I tend to just check our temperatures if feeling feverish, and as asthmatics with a peak flow meter at home we're checking our peak flow more often than usual. (I have been supposed to monitor mine daily for years, I've been better than I usually am.)
I can understand that they've read It is possible that your hospital may need to cancel or postpone some clinics and appointments. You should contact your hospital or clinic to confirm appointments. as "we might stop your chemo" but the temperature taking thing seems very specific.
They have been rigorously shielding and well informed up to now, so this "I have to go into a pharmacy for the Right Thermometer" seems out of character.
It's a letter addressed to all manner of conditions and levels of illness. Stable and in remission is a far cry from, say, immediate post SCT.
So, he doesn't leave the house save to the garden: anything coming into the house (shopping, post) gets a once over with a sterile wipe (also medisupplies) and we wash hands a lot. As sole contact, I go out as little as feasible with keeping us fed (social distancing, gloves). Other than that, we go on as normal.
In other news, I myself have signs of possible
norovirus, oh yipee-kay-skippy. At least it got me off the phone and away from increasing prognostications of death.
Be kind to yourself Lamb Chopped and do whatever you need to in order to stay healthy. It may sound selfish, but how can you serve others from a bed of sickness?
No more news from mum’s care home re Covid 19 so I assume she is safe. I’ve seen her on Facebook looking OK. Due to her poor eyesight and lack of comprehension and my poor hearing Skype/phones are not a good way to communicate. I’m just dropping off cards and ordering flowers and chocolates for her. My poorly brother is worried he’ll never see her again
Then yesterday I had Mum on the phone twice in dreadful state about the new letter they'd received.
Up to now I've been impressed about how well they were adapting and coping.
They seem to be quite long and complicated documents, with a lot of 'if X then Y'. Your mother may have been upset by some instruction which does not actually apply to their situation.
* not that allergies aren't serious - of course they are - but at least they can be managed by avoidance tactics.
NEQ - let us know how you get on - prayers continuing!

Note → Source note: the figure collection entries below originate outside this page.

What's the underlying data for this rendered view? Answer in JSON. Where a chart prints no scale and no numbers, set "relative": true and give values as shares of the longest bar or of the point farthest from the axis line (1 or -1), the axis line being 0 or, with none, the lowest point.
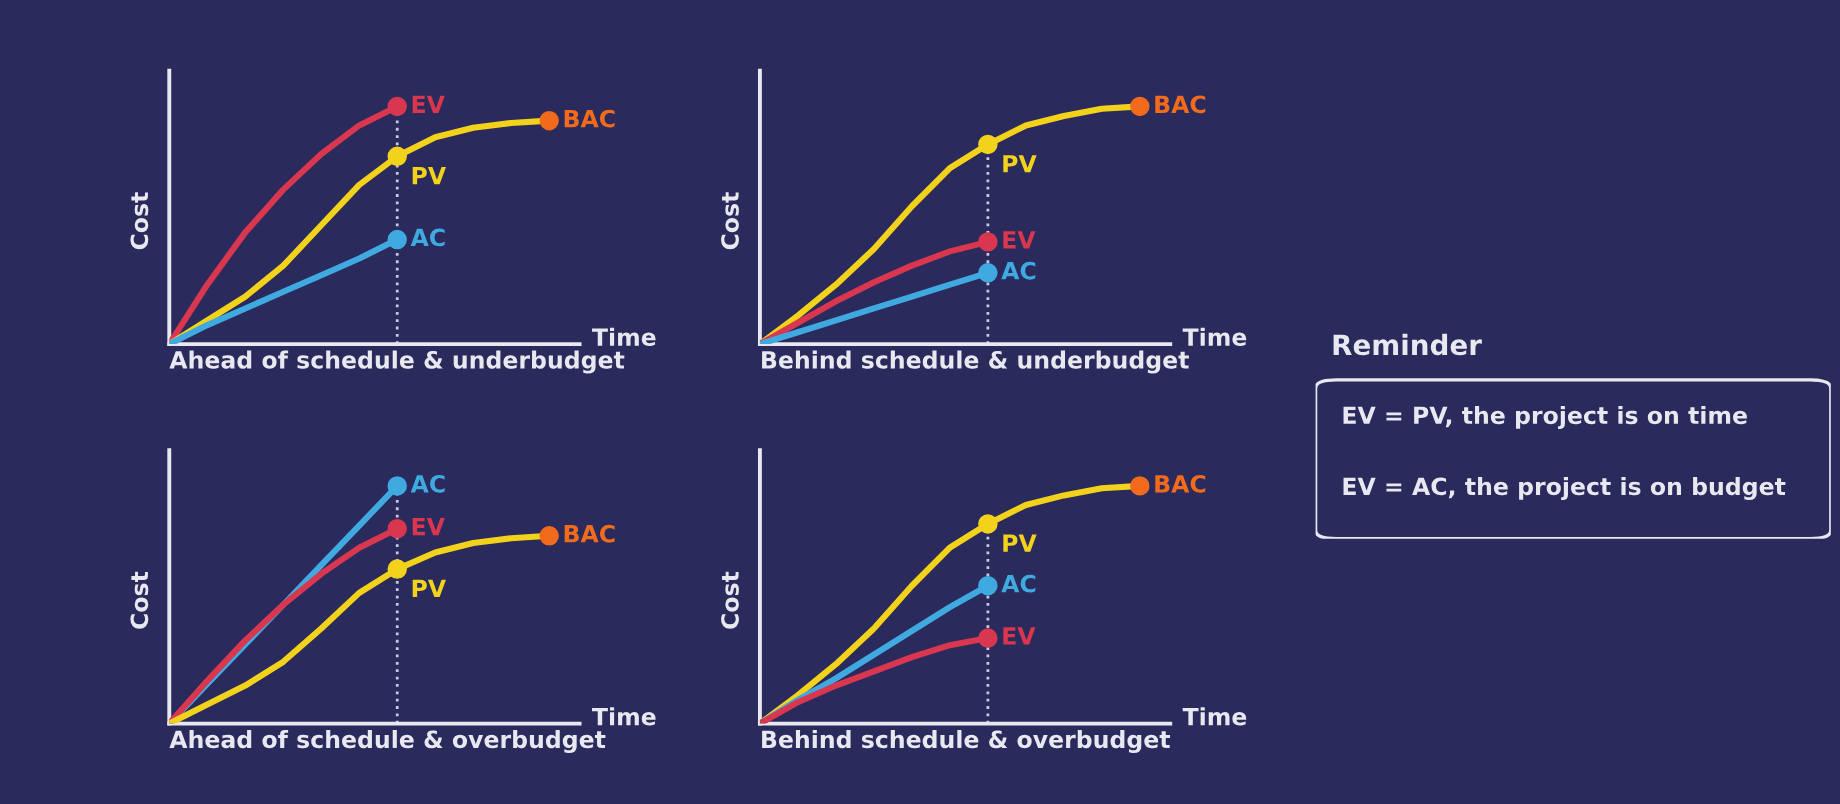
{
  "chart_data": [
    {
      "type": "line",
      "title": "Ahead of schedule & underbudget",
      "xlabel": "Time",
      "ylabel": "Cost",
      "relative": true,
      "annotations": [
        "BAC"
      ],
      "categories": [
        null,
        null,
        null,
        null,
        null,
        null,
        null,
        null,
        null,
        null,
        null
      ],
      "series": [
        {
          "name": "EV",
          "color": "#d9364f",
          "values": [
            0,
            0.25,
            0.47,
            0.65,
            0.8,
            0.92,
            1.0,
            null,
            null,
            null,
            null
          ]
        },
        {
          "name": "PV",
          "color": "#f2d21b",
          "values": [
            0,
            0.1,
            0.2,
            0.33,
            0.5,
            0.67,
            0.79,
            0.87,
            0.91,
            0.93,
            0.94
          ]
        },
        {
          "name": "AC",
          "color": "#3fa9e0",
          "values": [
            0,
            0.08,
            0.15,
            0.22,
            0.29,
            0.36,
            0.44,
            null,
            null,
            null,
            null
          ]
        }
      ]
    },
    {
      "type": "line",
      "title": "Behind schedule & underbudget",
      "xlabel": "Time",
      "ylabel": "Cost",
      "relative": true,
      "annotations": [
        "BAC"
      ],
      "categories": [
        null,
        null,
        null,
        null,
        null,
        null,
        null,
        null,
        null,
        null,
        null
      ],
      "series": [
        {
          "name": "PV",
          "color": "#f2d21b",
          "values": [
            0,
            0.12,
            0.25,
            0.4,
            0.58,
            0.74,
            0.84,
            0.92,
            0.96,
            0.99,
            1.0
          ]
        },
        {
          "name": "EV",
          "color": "#d9364f",
          "values": [
            0,
            0.09,
            0.18,
            0.26,
            0.33,
            0.39,
            0.43,
            null,
            null,
            null,
            null
          ]
        },
        {
          "name": "AC",
          "color": "#3fa9e0",
          "values": [
            0,
            0.05,
            0.1,
            0.15,
            0.2,
            0.25,
            0.3,
            null,
            null,
            null,
            null
          ]
        }
      ]
    },
    {
      "type": "other",
      "title": "Reminder",
      "annotations": [
        "EV = PV, the project is on time",
        "EV = AC, the project is on budget"
      ]
    },
    {
      "type": "line",
      "title": "Ahead of schedule & overbudget",
      "xlabel": "Time",
      "ylabel": "Cost",
      "relative": true,
      "annotations": [
        "BAC"
      ],
      "categories": [
        null,
        null,
        null,
        null,
        null,
        null,
        null,
        null,
        null,
        null,
        null
      ],
      "series": [
        {
          "name": "AC",
          "color": "#3fa9e0",
          "values": [
            0,
            0.167,
            0.333,
            0.5,
            0.667,
            0.833,
            1.0,
            null,
            null,
            null,
            null
          ]
        },
        {
          "name": "EV",
          "color": "#d9364f",
          "values": [
            0,
            0.18,
            0.35,
            0.5,
            0.63,
            0.74,
            0.82,
            null,
            null,
            null,
            null
          ]
        },
        {
          "name": "PV",
          "color": "#f2d21b",
          "values": [
            0,
            0.08,
            0.16,
            0.26,
            0.4,
            0.55,
            0.65,
            0.72,
            0.76,
            0.78,
            0.79
          ]
        }
      ]
    },
    {
      "type": "line",
      "title": "Behind schedule & overbudget",
      "xlabel": "Time",
      "ylabel": "Cost",
      "relative": true,
      "annotations": [
        "BAC"
      ],
      "categories": [
        null,
        null,
        null,
        null,
        null,
        null,
        null,
        null,
        null,
        null,
        null
      ],
      "series": [
        {
          "name": "PV",
          "color": "#f2d21b",
          "values": [
            0,
            0.12,
            0.25,
            0.4,
            0.58,
            0.74,
            0.84,
            0.92,
            0.96,
            0.99,
            1.0
          ]
        },
        {
          "name": "AC",
          "color": "#3fa9e0",
          "values": [
            0,
            0.1,
            0.19,
            0.29,
            0.39,
            0.49,
            0.58,
            null,
            null,
            null,
            null
          ]
        },
        {
          "name": "EV",
          "color": "#d9364f",
          "values": [
            0,
            0.09,
            0.16,
            0.22,
            0.28,
            0.33,
            0.36,
            null,
            null,
            null,
            null
          ]
        }
      ]
    }
  ]
}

She doesn't open mail and then chucks it out for recycling - hence the angry creditors, including the accountant who has rescued her from a few issues this year but then not been paid himself. Nor sure how that happened. And she lost a letter from the British government that she was supposed to sign and return to tell them that she's still alive to receive the (considerable) pension she receives from them. "Oh never mind. I'll do it next year. They can ring me if they're worried."
I'm having repeated conversations with my APs to try to help them remember not to throw away the checks that Dear Leader (grrr, razzle-frazzle, steaming ears-his signature) will be sending them. This will be an every day occurrence in hopes of success.
But I couldn't have been upset, because she says so.
{And this occurred as a subsidiary argument to whether I actually have severe asthma or not--she says I do, on the basis of this one episode, and I say (on my doctor's authority) that I do not, except for highly emotional situations and post viral periods. Heck, I don't even take maintenance medication, and have never been hospitalized. Why does she want me to have severe asthma, against all the evidence? IN A PANDEMIC?
And the fucky thing is, I didn't even notice this utterly absurd claim until the day after the conversation. Just had the usual sensation of suffocating.
People who want to be normal lack imagination.
She kept saying - but what I told you to do made no sense! why would you do that? Why would you think that just because I told you to do X, you should do X?
However, it is a measure of how much my relationship with my mother has improved in the last three years that we could even have that conversation. So there's that.